I thought back and told her it went something like this “Why are you feeling unsafe? Stop being stupid, the construction workers are doing their job and it’s got nothing to do with you.”
She smiled and gently suggested I tried a more compassionate approach, “Why don’t you tell yourself, ‘I’m safe now, this is not the same’.”
So the next day I walked past the construction site again, the same feelings of anxiety rose and instead of letting me judgmental inner voice speak, I told myself, “I’m safe now”.
Instantly, my heartbeat stopped it’s 100 m dash and went for a relaxed victory lap instead. I casually walked home, past the kitchen – without any desire to stuff my feelings away.
It was a big win after years of having no idea what was going on. It doesn’t explain why I reach for cookies in a multitude of other reasons, but it was the first taste of victory after a decade of defeat and I believe there will be many more wins.
Jesus came to save us and give us full lives - it doesn’t mean we will be free from suffering, but it does mean, that we don’t always have to suffer.
Many of us have gone through some sort of trauma or multiple traumas at different points in our lives – and even if we’ve grown from it, we can still carry scars that hold us back. If this is you, then I hope sharing this part of my story will help you also to connect with your feelings and your thoughts and to speak to yourself with the compassion that Jesus would.

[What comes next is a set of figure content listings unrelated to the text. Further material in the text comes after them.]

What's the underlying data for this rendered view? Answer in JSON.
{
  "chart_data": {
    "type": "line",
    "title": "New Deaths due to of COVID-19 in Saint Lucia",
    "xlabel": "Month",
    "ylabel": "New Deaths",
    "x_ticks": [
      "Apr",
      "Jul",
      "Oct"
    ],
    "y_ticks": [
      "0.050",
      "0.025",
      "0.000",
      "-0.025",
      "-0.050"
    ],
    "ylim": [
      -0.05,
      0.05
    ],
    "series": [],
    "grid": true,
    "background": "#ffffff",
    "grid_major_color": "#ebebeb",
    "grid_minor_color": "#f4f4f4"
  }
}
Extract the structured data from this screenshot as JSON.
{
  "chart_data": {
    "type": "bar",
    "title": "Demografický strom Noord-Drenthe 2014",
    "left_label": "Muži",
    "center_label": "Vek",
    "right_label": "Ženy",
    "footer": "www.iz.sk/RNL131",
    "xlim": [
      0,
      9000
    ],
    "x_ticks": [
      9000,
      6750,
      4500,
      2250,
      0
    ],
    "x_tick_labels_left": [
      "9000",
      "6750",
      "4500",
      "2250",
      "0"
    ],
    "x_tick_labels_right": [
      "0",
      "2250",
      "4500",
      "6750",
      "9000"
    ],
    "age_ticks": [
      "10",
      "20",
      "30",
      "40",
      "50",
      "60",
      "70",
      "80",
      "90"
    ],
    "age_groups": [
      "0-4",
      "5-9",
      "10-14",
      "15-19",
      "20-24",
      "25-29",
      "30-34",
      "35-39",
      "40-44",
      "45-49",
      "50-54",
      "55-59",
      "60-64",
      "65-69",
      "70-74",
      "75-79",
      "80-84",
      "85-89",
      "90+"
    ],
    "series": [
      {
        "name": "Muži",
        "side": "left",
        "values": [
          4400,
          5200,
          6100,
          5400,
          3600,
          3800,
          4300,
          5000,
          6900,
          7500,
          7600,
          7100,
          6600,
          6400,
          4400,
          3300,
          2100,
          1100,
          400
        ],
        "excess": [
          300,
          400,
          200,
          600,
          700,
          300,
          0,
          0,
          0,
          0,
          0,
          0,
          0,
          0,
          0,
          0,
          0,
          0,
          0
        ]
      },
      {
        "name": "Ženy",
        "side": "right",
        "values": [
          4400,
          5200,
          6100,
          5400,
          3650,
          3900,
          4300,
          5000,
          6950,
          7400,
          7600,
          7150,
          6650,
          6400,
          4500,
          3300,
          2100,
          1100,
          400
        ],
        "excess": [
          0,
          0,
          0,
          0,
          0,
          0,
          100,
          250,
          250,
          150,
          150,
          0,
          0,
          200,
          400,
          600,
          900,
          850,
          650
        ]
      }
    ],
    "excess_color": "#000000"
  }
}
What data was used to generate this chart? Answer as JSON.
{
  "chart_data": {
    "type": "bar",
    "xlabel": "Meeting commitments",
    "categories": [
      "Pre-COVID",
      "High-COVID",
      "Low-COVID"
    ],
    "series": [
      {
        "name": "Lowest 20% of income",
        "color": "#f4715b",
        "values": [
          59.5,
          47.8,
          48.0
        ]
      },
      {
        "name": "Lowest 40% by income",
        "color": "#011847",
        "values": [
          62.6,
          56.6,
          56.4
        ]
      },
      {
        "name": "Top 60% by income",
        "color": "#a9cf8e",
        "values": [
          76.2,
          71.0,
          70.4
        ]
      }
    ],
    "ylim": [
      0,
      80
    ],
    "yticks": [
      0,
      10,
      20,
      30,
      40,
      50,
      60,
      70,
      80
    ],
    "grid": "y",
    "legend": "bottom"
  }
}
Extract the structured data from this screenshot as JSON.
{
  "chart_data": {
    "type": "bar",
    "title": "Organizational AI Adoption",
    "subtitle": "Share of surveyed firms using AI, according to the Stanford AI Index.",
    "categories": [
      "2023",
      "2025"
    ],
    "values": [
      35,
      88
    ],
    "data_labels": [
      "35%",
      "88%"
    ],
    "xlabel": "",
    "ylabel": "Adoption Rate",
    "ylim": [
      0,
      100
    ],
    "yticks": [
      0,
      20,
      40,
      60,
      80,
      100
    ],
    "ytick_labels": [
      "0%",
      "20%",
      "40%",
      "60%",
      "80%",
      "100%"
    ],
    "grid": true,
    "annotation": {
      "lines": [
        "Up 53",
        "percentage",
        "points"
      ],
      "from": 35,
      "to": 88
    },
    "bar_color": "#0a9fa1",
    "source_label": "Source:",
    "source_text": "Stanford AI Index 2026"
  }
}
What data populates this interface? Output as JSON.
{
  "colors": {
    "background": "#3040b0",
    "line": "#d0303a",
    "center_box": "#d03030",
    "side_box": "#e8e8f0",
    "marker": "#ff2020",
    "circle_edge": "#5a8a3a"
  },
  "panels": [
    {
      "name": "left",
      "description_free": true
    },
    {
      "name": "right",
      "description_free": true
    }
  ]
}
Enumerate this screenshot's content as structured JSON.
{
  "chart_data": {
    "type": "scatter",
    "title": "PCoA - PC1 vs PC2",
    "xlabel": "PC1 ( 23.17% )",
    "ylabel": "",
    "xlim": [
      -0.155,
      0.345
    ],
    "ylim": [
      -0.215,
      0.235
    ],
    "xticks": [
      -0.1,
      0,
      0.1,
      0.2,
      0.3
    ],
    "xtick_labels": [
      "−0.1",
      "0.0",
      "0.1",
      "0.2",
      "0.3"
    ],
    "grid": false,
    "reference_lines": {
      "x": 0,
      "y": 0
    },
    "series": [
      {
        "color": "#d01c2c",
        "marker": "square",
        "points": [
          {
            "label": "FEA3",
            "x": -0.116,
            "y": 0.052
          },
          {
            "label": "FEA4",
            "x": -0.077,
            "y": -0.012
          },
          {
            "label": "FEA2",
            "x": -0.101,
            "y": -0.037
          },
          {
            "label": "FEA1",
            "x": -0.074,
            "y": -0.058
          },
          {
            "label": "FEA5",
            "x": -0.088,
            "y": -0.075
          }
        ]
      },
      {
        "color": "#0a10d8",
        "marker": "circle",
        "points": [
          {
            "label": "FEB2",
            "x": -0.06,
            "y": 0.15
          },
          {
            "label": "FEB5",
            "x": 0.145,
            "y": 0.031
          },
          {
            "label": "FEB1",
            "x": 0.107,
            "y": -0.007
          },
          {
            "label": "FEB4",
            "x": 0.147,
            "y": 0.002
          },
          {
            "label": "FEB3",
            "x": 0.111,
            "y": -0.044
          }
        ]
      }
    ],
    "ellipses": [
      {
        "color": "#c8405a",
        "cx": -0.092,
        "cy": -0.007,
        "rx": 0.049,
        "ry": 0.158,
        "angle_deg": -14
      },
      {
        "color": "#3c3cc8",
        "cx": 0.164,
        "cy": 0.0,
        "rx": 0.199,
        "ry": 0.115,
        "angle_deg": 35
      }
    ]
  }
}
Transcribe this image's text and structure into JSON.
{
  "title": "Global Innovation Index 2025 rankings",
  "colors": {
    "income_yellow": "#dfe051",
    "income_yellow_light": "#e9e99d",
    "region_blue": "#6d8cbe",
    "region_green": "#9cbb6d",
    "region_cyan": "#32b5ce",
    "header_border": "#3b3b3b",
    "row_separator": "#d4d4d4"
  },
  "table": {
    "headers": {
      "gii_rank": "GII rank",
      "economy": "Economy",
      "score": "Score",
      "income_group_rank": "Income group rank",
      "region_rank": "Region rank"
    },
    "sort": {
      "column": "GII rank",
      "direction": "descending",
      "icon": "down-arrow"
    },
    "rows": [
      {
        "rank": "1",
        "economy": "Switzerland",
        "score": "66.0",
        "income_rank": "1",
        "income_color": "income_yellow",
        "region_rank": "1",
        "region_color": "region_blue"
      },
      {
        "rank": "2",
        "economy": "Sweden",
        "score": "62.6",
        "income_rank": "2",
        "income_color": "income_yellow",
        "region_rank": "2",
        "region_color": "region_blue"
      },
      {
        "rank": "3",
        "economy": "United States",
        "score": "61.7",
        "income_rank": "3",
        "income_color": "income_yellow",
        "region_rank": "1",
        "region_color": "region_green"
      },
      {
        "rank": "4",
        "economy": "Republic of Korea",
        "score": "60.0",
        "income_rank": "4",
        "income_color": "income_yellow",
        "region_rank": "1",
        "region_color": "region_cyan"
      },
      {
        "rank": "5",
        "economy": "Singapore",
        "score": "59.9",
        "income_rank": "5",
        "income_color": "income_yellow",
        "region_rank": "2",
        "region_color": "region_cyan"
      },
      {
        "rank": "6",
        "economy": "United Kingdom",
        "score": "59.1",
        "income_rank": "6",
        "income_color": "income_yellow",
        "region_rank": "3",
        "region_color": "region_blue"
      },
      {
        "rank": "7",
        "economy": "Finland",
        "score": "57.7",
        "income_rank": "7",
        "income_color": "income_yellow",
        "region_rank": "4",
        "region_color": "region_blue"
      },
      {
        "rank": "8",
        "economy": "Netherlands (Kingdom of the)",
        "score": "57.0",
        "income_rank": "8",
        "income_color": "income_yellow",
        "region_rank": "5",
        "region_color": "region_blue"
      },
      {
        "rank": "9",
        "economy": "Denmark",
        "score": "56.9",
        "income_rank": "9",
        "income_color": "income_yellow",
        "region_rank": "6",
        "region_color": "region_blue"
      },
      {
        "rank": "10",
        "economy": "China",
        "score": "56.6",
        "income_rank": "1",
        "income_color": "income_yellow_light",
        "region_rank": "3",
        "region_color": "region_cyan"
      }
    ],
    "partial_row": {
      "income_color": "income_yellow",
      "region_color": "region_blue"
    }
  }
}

If you felt like you can’t change, I hope my story encourages you to get the help you need. My prayer is that you get to know Jesus and experience the life that He came to give you – a life lived to the full!
Melissa Ramoo is a physiotherapist, Pilates instructor and studying a bachelor of Ministry at Morling College in Sydney. She’s married to her husband Roshan and has a Boston Terrier named Hercules who is completely doted on.